Ryan was left somewhere in the middle, too. He opposed the move within the conference, but he still allowed the rules package to proceed. Shortly after Trump’s tweets, he issued a long statement trying to have it several ways. The speaker acknowledged, “After eight years of operation, many members believe the Office of Congressional Ethics is in need of reform to protect due process and ensure it is operating according to its stated mission,” but he also insisted he had “made clear to the new Chair of the House Ethics Committee that it is not to interfere with the Office’s investigations or prevent it from doing its job,” a somewhat toothless demand.
Trump’s mild scolding does point to the tensions to come between the White House and the Republican Congress, which have made great efforts to project unity, despite Trump’s near-constant departures from—and sometimes flagrant disrespect for—the party line.

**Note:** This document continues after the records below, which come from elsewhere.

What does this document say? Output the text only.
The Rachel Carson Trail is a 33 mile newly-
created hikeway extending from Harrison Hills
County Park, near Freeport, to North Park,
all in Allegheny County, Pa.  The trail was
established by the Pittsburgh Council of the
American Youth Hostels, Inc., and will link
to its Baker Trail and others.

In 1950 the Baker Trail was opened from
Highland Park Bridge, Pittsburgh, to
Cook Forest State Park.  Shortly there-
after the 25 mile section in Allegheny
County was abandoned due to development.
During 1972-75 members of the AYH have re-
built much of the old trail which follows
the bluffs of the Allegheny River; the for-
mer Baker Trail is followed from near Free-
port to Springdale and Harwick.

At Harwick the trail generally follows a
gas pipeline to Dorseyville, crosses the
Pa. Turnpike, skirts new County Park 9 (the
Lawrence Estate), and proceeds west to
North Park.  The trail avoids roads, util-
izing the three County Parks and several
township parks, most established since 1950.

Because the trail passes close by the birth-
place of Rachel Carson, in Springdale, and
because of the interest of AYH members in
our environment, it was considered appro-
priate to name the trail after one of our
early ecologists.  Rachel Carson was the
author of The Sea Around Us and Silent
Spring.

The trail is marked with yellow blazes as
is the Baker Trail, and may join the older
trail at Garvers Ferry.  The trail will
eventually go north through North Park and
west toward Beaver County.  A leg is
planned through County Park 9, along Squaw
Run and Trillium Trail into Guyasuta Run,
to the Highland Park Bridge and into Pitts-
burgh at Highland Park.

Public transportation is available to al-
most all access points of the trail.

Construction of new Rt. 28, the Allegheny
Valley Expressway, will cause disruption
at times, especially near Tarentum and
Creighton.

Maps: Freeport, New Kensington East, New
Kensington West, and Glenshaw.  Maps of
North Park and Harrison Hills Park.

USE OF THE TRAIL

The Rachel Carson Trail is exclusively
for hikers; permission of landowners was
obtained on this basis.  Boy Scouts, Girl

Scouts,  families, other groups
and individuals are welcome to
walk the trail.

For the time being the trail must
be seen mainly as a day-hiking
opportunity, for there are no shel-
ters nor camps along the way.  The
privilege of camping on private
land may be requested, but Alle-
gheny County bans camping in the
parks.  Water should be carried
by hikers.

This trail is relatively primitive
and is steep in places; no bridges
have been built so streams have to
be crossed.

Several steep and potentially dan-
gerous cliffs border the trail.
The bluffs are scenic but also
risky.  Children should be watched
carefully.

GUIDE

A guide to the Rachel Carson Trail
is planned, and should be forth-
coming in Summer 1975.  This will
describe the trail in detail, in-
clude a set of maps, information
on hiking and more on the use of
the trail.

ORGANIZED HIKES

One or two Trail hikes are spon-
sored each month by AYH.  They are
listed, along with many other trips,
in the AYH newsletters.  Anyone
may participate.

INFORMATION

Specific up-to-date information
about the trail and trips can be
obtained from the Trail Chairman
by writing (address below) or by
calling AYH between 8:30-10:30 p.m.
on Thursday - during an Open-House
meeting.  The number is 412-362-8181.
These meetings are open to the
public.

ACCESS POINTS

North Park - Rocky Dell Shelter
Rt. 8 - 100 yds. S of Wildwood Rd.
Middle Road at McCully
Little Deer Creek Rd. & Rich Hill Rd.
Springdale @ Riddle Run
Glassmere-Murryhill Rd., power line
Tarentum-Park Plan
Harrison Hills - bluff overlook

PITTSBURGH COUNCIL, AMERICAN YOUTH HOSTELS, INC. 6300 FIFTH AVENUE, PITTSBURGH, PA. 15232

One division is on Russia, where Trump has refused to even countenance the idea that the Kremlin was involved in malicious hacking in the presidential campaign, while many GOP members of Congress see it as dangerous intervention by a hostile regime. Gutting the OCE is another case where congressional Republicans have their own interests, and intend to pursue them. After all, the GOP caucus has undercut ethics rules before; the OCE was created after a series of scandals involving Republican members; and members have wanted to remove that threat for some time.

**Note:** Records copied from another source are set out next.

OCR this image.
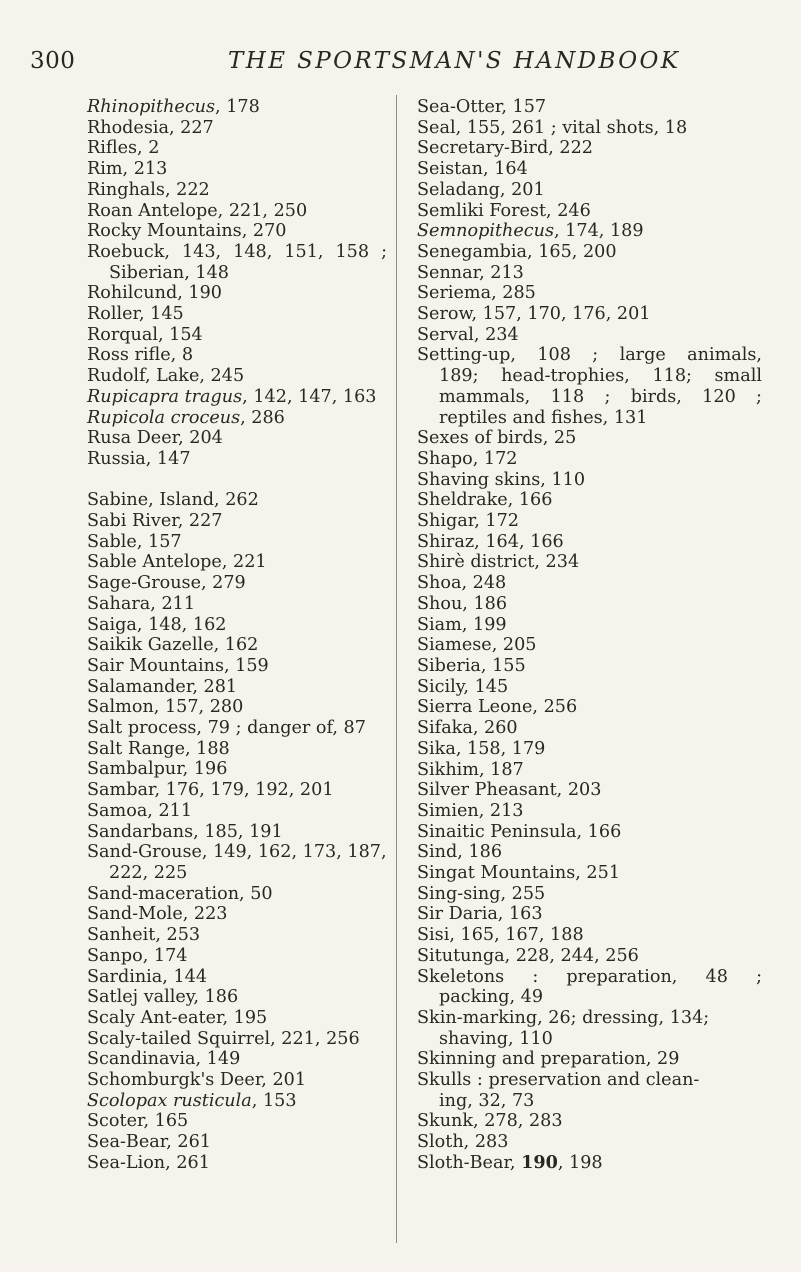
300	THE SPORTSMAN'S HANDBOOK
Rhinopithecus, 178
Rhodesia, 227
Rifles, 2
Rim, 213
Ringhals, 222
Roan Antelope, 221, 250
Rocky Mountains, 270
Roebuck, 143, 148, 151, 158 ;
Siberian, 148
Rohilcund, 190
Roller, 145
Rorqual, 154
Ross rifle, 8
Rudolf, Lake, 245
Rupicapra tragus, 142, 147, 163
Rupicola croceus, 286
Rusa Deer, 204
Russia, 147
Sabine, Island, 262
Sabi River, 227
Sable, 157
Sable Antelope, 221
Sage-Grouse, 279
Sahara, 211
Saiga, 148, 162
Saikik Gazelle, 162
Sair Mountains, 159
Salamander, 281
Salmon, 157, 280
Salt process, 79 ; danger of, 87
Salt Range, 188
Sambalpur, 196
Sambar, 176, 179, 192, 201
Samoa, 211
Sandarbans, 185, 191
Sand-Grouse, 149, 162, 173, 187,
222, 225
Sand-maceration, 50
Sand-Mole, 223
Sanheit, 253
Sanpo, 174
Sardinia, 144
Satlej valley, 186
Scaly Ant-eater, 195
Scaly-tailed Squirrel, 221, 256
Scandinavia, 149
Schomburgk's Deer, 201
Scolopax rusticula, 153
Scoter, 165
Sea-Bear, 261
Sea-Lion, 261
Sea-Otter, 157
Seal, 155, 261 ; vital shots, 18
Secretary-Bird, 222
Seistan, 164
Seladang, 201
Semliki Forest, 246
Semnopithecus, 174, 189
Senegambia, 165, 200
Sennar, 213
Seriema, 285
Serow, 157, 170, 176, 201
Serval, 234
Setting-up, 108 ; large animals,
189; head-trophies, 118; small
mammals, 118 ; birds, 120 ;
reptiles and fishes, 131
Sexes of birds, 25
Shapo, 172
Shaving skins, 110
Sheldrake, 166
Shigar, 172
Shiraz, 164, 166
Shirè district, 234
Shoa, 248
Shou, 186
Siam, 199
Siamese, 205
Siberia, 155
Sicily, 145
Sierra Leone, 256
Sifaka, 260
Sika, 158, 179
Sikhim, 187
Silver Pheasant, 203
Simien, 213
Sinaitic Peninsula, 166
Sind, 186
Singat Mountains, 251
Sing-sing, 255
Sir Daria, 163
Sisi, 165, 167, 188
Situtunga, 228, 244, 256
Skeletons : preparation, 48 ;
packing, 49
Skin-marking, 26; dressing, 134;
shaving, 110
Skinning and preparation, 29
Skulls : preservation and clean-
ing, 32, 73
Skunk, 278, 283
Sloth, 283
Sloth-Bear, 190, 198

After calling an emergency meeting around noon, the House Republican caucus abruptly reversed course, removing the amendment to gut OCE from the rules package—a reversal as sudden as the introduction of the rule. That’s embarrassing for Goodlatte, perhaps the only member who is known to have supported the amendment, since the vote on it was private and anonymous. Ryan, whose Tuesday morning statement signaled acquiescence with his caucus, is also caught somewhat out in the open, showing that his control over members is weak. But Trump wins, as he always seems to do: He gets credit for helping sink the maneuver, imparting some “drain the swamp” glow without his actually taking steps to fight corruption, or even to condemn dismantling ethics watchdogs. And how could he have done otherwise? Picking a real fight with Congress on ethics would carry the risk that it might have a change of heart and actually start pushing Trump for accountability on his own ethical challenges.

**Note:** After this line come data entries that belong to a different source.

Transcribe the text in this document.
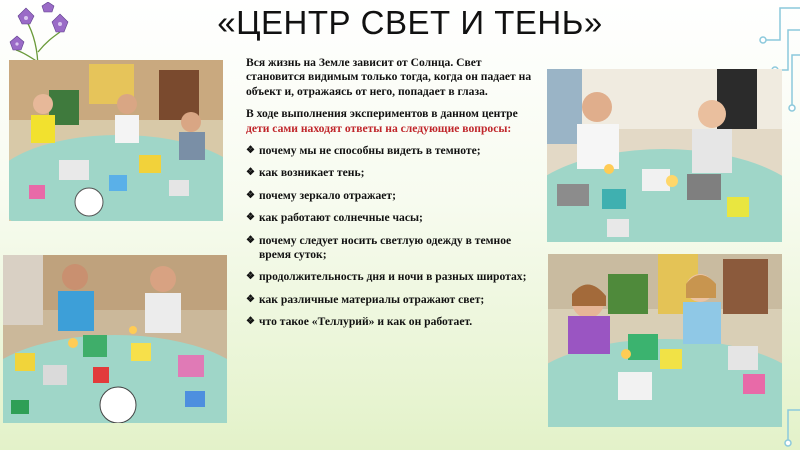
«ЦЕНТР СВЕТ И ТЕНЬ»

Вся жизнь на Земле зависит от Солнца. Свет становится видимым только тогда, когда он падает на объект и, отражаясь от него, попадает в глаза.

В ходе выполнения экспериментов в данном центре дети сами находят ответы на следующие вопросы:

❖ почему мы не способны видеть в темноте;
❖ как возникает тень;
❖ почему зеркало отражает;
❖ как работают солнечные часы;
❖ почему следует носить светлую одежду в темное время суток;
❖ продолжительность дня и ночи в разных широтах;
❖ как различные материалы отражают свет;
❖ что такое «Теллурий» и как он работает.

Moving to pass the ethics rules now was a page torn right out of the Trump playbook: The theory is that you can get away with doing things that are egregious violations of norms, and even ones that might be politically toxic if handled through the typical political process, if they are instead dealt with brusquely, casually, and secretively. By the time the gutting of OCE was known, it was already passed and incorporated into the rules package, and the opponent best positioned to stop it, Paul Ryan, had already been steamrolled. But they play turned out not to work as well for the House as it has for the president-elect. It will be much harder to pass later, after having been pulled for public outcry. The abrupt demise of the amendment suggests two lessons for Republicans in Congress: Guessing Trump’s mind is impossible, and the tactics that work for him are liable to blow up in anyone else’s face.